以下の例は、2つのデータフレームを複数共通するキーによって結合する方法を示しています。
merged_df = pd.merge(left=df1, right=df2, on=['key1', 'key2'])
print(merged_df)
データフレームのマージの例
最後に、実際のデータフレームのマージの例を示しましょう。
import pandas as pd
# サンプルデータフレーム1の作成
df1 = pd.DataFrame({'customer_id': [1001, 1002, 1003, 1004, 1005, 1006],
'region': ['West', 'South', 'North', 'East', 'West', 'South'],
'salary': [53000, 40000, 54000, 76000, 43000, 35000]})
# サンプルデータフレーム2の作成
df2 = pd.DataFrame({'customer_id': [1002, 1004, 1006, 1008],
'age': [23, 31, 4, 25],
'gender': ['F', 'M', 'M', 'F']})
# 2つのデータフレームを結合する
merged_df = pd.merge(left=df1, right=df2, on='customer_id', how='outer')
print(merged_df)
実行結果:
customer_id region salary age gender
0 1001 West 53000.0 NaN NaN
1 1002 South 40000.0 23.0 F
2 1003 North 54000.0 NaN NaN
3 1004 East 76000.0 31.0 M
4 1005 West 43000.0 NaN NaN
5 1006 South 35000.0 4.0 M
6 1008 NaN NaN 25.0 F
インデックスを使ったマージ方法
merge()関数は、カラムだけでなく、インデックスを使ってもマージすることができます。レコードとレコードを結合し、重複するカラムはインデックスとして扱われます。

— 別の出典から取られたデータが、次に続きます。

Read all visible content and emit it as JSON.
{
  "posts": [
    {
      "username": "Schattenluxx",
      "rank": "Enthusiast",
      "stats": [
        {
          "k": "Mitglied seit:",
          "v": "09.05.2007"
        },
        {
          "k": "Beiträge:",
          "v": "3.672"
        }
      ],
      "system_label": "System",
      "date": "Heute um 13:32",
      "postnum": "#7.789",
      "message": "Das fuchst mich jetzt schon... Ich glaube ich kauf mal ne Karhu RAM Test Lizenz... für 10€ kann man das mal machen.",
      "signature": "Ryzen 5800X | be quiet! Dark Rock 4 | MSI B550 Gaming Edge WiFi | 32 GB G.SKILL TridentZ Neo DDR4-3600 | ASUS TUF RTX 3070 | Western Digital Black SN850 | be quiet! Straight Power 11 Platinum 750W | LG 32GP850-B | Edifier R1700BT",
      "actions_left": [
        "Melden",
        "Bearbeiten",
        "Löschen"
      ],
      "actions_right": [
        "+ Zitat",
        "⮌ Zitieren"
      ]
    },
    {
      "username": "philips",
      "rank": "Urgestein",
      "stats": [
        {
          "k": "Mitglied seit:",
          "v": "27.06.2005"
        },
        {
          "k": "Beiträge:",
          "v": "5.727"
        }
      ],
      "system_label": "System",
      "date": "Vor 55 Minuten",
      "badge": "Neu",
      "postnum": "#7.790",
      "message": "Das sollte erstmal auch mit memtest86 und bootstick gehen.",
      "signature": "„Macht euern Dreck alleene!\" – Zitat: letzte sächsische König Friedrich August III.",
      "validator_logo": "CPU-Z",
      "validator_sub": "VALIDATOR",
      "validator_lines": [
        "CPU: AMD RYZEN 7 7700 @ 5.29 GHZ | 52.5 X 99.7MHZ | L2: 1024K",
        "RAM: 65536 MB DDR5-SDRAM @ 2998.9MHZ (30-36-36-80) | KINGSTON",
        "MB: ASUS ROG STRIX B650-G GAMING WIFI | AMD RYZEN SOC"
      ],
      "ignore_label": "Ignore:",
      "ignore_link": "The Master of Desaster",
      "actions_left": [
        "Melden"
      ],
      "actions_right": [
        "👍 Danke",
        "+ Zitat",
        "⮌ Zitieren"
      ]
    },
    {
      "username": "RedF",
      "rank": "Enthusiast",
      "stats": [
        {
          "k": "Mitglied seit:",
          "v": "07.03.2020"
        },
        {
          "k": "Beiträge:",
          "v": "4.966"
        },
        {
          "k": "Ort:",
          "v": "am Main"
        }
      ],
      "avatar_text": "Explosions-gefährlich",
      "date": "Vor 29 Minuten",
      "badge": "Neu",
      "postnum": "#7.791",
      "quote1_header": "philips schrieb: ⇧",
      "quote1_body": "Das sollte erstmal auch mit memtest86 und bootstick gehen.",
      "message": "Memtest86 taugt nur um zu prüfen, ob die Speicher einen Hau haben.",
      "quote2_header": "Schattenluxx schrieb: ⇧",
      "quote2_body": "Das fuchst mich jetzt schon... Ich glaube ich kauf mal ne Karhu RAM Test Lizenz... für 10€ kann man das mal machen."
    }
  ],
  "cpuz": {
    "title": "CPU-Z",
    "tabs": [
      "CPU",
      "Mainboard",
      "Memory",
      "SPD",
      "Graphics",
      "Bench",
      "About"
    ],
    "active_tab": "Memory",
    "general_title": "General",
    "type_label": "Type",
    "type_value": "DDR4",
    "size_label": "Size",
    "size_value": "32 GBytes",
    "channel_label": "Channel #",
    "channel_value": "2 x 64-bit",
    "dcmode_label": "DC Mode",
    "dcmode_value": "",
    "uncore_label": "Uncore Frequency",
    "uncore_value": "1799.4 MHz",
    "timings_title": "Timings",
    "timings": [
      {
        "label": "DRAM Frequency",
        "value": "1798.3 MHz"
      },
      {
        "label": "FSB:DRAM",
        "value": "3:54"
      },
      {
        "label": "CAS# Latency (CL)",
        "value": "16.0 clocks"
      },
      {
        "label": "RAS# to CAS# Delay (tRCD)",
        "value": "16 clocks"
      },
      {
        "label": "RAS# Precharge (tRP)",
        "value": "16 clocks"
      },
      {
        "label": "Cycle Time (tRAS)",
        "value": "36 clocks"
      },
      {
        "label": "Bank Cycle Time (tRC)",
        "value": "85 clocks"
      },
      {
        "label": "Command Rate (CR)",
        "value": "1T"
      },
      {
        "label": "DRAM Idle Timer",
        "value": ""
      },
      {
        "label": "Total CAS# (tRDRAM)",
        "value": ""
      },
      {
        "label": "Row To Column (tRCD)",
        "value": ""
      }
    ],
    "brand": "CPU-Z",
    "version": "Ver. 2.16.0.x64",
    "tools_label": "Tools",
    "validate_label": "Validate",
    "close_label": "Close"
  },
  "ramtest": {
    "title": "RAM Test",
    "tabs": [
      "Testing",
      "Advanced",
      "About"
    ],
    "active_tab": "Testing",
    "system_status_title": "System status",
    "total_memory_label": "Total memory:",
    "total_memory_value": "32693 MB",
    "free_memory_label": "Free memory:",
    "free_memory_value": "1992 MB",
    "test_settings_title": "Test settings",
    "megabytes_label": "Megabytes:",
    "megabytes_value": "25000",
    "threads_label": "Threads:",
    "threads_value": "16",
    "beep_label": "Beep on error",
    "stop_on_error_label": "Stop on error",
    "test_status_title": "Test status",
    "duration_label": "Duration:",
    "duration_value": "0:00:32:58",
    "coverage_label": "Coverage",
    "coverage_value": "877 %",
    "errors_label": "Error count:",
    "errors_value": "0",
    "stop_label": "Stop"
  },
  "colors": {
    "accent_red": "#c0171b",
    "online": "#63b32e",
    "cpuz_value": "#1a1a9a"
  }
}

以下の例は、2つのデータフレームをインデックスを使って結合する方法を示しています。
import pandas as pd
# サンプルデータフレーム1の作成
df1 = pd.DataFrame({'A': ['A0', 'A1', 'A2', 'A3'],
'B': ['B0', 'B1', 'B2', 'B3']},
index=['K0', 'K1', 'K2', 'K3'])
# サンプルデータフレーム2の作成
df2 = pd.DataFrame({'C': ['C0', 'C1', 'C2', 'C3'],
'D': ['D0', 'D1', 'D2', 'D3']},
index=['K0', 'K1', 'K2', 'K3'])
# 2つのデータフレームをインデックスを使って結合する
merged_index = df1.join(df2)
print(merged_index)
実行結果:
A B C D
K0 A0 B0 C0 D0
K1 A1 B1 C1 D1
K2 A2 B2 C2 D2
K3 A3 B3 C3 D3
まとめ
Pandasのmerge()関数を使用することで、複数のデータフレームを結合することができます。この記事では、基本的な使い方から異なる結合方法、キーの指定方法、サンプルコードを提示しました。あなたがコードを書く際に役立てられることを願っています。